Edinburgh Television

Ownership
- Owner: Channel Six Broadcasting Ltd.

History
- Launched: 2000
- Closed: 2002

Availability

Terrestrial
- Craigkelly transmitting station: Channel 52

= Edinburgh Television =

Defunct television station in Edinburgh, United Kingdom

Edinburgh Television was an RSL television station catering Edinburgh, Scotland's capital. The station was owned by Channel Six Broadcasting.

==History==
Edinburgh Television was set up by Channel Six Broadcasting, who also bid for a station in Dundee, which was overshadowed by David Rushton's plan for the capital. The station broadcast on UHF channel 52 delivering a text-based information service for most of the day.
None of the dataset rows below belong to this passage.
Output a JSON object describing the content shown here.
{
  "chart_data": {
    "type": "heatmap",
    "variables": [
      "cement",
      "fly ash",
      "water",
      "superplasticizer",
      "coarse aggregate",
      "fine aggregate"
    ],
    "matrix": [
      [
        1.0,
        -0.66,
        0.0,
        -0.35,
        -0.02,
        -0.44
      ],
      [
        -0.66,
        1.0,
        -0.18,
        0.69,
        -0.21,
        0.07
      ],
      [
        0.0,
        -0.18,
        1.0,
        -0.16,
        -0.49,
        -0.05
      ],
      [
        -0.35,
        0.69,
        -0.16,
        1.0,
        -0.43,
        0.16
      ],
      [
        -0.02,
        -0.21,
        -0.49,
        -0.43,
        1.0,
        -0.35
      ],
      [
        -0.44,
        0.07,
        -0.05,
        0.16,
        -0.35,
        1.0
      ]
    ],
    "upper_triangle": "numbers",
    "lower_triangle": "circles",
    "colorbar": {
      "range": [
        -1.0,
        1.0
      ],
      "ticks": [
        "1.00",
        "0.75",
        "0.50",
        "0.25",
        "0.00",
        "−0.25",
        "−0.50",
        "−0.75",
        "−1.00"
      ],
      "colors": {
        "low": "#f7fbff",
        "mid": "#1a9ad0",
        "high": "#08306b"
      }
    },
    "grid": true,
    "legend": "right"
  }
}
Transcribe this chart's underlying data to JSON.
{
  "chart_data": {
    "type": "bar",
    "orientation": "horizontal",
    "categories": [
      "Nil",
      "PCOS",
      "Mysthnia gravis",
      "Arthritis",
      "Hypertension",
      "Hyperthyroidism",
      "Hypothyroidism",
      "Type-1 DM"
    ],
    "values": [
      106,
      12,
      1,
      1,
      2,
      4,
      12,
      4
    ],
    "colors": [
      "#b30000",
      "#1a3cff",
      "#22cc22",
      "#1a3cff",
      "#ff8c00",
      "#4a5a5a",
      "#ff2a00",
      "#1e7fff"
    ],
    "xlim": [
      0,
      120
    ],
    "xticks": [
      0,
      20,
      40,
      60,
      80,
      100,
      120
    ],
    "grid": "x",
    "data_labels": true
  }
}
Around May 2000, broadcasts started.

In December 2000, Local Broadcasting Group acquired Edinburgh Television's licence, as well as a number of other RSL stations in the UK, while in September 2001, it announced that its frequency would be used by a local news channel for Edinburgh, which was critical of Scottish TV's Glasgow-centric news service.

==Programming==
The station initially aired arts programming, though the bulk of its programming consisted of the Infostream service. It also relayed Sky News and produced a limited amount of original programmes. The channel also aired Art in Scotland, alongside Channel Six.